Paul writes from experience.  He was working to wipe out Christianity when Jesus came to him; he was directly responsible for the stoning deaths of Christians.  He was “breathing murderous threats” when Jesus appeared to him.  He was convinced he was right – and righteous. But, if you recall Paul’s encounter with the risen Christ on the road to Damascus, you know that meeting with real “righteousness, holiness, and truth ” stunned Paul into changing his life, putting on a “new self”, and as a result he truly changed the world.  Remember, Jesus loves us, despite anything we’ve done.

With that background, we come to the Gospel.  Jesus has to tell the crowd, “You were looking for me not because you saw miracles, but because you ate the loaves and were filled.  Don’t work for food that perishes but for the food that endures for eternal life, which I WILL GIVE you.” 

“Ok”, the people say, “What do we have to do?”  But they had only listened up to the part about the food; that was their “reality”.  What Paul called “the futility of their minds” had trapped them.  Jesus was talking about eternity; they were thinking about lunch. 

It’s easy to understand why the people reacted like they did.  Theirs was a culture of constant near starvation.  A full day’s work paid for nothing but a day’s food.   Hunger was very real to them, and I get why their minds were on manna – free food that appeared each day, bread from heaven.  “Sir”, they say, “Give us this bread always.”  I can imagine their confusion when Jesus replied, “I am the bread of life; whoever comes to me will never hunger, and whoever believes in me will never thirst.”

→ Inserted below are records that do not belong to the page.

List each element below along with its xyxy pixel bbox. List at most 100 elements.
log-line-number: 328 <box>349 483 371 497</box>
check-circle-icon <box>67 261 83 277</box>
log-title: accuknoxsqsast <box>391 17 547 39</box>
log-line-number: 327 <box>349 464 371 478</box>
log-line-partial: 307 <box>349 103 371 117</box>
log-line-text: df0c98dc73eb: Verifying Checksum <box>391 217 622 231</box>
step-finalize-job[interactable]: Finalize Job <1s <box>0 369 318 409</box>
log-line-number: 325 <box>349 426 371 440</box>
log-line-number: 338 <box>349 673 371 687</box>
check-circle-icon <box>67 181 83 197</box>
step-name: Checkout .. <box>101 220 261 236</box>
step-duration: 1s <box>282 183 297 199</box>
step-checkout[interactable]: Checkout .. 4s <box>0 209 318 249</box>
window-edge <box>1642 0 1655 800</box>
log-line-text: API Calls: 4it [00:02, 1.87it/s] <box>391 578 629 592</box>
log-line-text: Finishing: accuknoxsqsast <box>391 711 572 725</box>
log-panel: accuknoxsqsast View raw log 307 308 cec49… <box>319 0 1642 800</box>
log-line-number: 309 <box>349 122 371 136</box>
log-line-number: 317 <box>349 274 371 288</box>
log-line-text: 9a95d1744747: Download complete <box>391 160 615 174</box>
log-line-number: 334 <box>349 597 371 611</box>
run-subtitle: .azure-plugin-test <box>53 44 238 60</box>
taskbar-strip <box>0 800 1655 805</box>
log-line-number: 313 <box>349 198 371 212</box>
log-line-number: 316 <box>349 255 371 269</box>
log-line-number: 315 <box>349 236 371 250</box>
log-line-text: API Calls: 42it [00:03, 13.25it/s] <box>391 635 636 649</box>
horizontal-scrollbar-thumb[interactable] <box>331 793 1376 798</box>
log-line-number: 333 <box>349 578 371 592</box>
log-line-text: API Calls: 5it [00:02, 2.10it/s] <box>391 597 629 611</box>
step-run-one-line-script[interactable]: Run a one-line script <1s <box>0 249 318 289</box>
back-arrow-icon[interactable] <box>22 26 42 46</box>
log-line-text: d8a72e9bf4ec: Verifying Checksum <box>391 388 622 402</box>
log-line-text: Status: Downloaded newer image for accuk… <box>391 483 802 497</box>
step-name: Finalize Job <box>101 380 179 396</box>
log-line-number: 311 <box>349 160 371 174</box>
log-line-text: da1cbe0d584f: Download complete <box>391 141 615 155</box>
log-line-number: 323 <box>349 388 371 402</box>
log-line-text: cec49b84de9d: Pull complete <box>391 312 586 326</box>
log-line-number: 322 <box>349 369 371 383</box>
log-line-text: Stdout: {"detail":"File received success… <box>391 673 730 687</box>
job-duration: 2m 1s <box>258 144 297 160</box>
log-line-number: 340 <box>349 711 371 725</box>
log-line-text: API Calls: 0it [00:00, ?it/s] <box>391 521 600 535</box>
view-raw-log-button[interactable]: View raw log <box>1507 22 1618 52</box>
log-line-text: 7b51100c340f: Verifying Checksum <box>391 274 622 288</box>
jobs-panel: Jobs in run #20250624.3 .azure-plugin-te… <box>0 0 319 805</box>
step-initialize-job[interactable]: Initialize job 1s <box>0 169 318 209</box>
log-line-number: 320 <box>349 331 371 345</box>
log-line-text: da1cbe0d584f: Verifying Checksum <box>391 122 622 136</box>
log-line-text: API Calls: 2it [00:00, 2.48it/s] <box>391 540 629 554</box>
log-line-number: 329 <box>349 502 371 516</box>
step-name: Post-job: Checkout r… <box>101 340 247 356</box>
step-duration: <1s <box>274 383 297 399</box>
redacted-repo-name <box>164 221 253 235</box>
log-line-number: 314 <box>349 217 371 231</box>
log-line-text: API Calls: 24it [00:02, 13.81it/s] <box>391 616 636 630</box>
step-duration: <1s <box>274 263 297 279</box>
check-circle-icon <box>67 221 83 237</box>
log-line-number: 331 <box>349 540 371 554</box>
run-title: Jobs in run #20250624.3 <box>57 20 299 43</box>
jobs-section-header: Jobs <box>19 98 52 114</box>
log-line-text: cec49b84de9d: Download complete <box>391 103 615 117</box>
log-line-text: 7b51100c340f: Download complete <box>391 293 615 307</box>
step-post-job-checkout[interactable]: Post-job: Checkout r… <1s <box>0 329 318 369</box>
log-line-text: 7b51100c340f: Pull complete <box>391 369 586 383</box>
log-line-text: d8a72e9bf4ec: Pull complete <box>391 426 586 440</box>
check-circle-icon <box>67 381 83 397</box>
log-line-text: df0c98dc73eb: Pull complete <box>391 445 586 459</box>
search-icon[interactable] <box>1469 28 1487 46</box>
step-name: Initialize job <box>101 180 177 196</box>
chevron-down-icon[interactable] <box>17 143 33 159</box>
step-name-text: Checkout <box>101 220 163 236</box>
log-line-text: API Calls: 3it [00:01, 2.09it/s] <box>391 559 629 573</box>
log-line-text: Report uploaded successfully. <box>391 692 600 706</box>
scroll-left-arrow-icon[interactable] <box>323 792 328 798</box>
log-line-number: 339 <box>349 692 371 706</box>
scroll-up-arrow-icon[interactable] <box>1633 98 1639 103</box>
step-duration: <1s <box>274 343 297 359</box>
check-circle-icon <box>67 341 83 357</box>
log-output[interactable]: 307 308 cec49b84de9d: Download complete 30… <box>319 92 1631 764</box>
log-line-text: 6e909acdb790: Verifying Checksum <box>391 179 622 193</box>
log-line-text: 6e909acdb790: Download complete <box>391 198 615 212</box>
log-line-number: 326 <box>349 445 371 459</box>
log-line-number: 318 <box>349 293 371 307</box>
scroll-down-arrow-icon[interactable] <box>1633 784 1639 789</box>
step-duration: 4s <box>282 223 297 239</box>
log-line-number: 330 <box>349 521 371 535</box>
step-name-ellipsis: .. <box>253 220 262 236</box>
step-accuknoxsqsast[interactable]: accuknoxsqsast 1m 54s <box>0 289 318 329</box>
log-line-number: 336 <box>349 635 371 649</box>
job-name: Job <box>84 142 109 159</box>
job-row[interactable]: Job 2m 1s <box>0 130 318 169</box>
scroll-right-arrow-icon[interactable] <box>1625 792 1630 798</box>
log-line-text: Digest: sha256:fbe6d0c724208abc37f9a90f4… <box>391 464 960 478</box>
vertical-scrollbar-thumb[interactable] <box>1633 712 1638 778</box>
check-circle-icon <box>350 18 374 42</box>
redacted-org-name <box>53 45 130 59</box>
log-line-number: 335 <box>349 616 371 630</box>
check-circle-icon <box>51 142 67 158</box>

So here is the centerpiece of the entire passage. “I am the bread of life.” Jesus knows full well about hunger and thirst. God created us to be more than animals who stand in the field, eating grass. Life is more than white, rye or pumpernickel. Life is love, community, family, worship, eternity. Drive-thrus sell food, not give life. Jesus sustains the soul in a way that far exceeds bread filling the stomach. “I am the way, the truth and the life” is not a statement about which religion is the best, but an open door to life beyond our imagining. Jesus is the bread of love, community, family, the very substance of the spirit of God, the essence of life.

 The early church understood.  James 2:15-17 “ If a brother or sister is naked and lacks daily food, and one of you says to them, “Go in peace; keep warm and eat your fill,” and yet you do not supply their bodily needs, what is the good of that? So faith by itself, if it has no works, is dead.”  On page 12, at the bottom, in the Saturday Baltimore Sun, is this one-paragraph article: “The World Food Program announced new cuts…in food aid for Syrian refugees in Jordan…” There are 629,000 Syrian refugees in Jordan, and their monthly food allotment is as low as $7.00.  More than half of these are children. There is no money after August for over 3 million children.   The early church may have understood Jesus, but today’s world – not so much.

Jesus tells the people, “This is the work of God:  that you believe in the one he sent.”  He is teaching priority #1.  First, we believe and love God.  If we do that, then loving each other is a given.  It is a part of loving God.  It is belief itself; the two cannot be separated.  Loving God is believing that God is the source of life.  God brings life to not only our body, but also our soul. This is not different from loving each other and caring for each other, body and soul, stomach and spirit.  Our love of God is based on a risen Christ, and Christ’s love for us was God’s love.  This is all one idea, one belief, one faith.  If the love is real, then the bread comes with it.  

Lord, renew the spirit of our minds, and help us to live in your truth.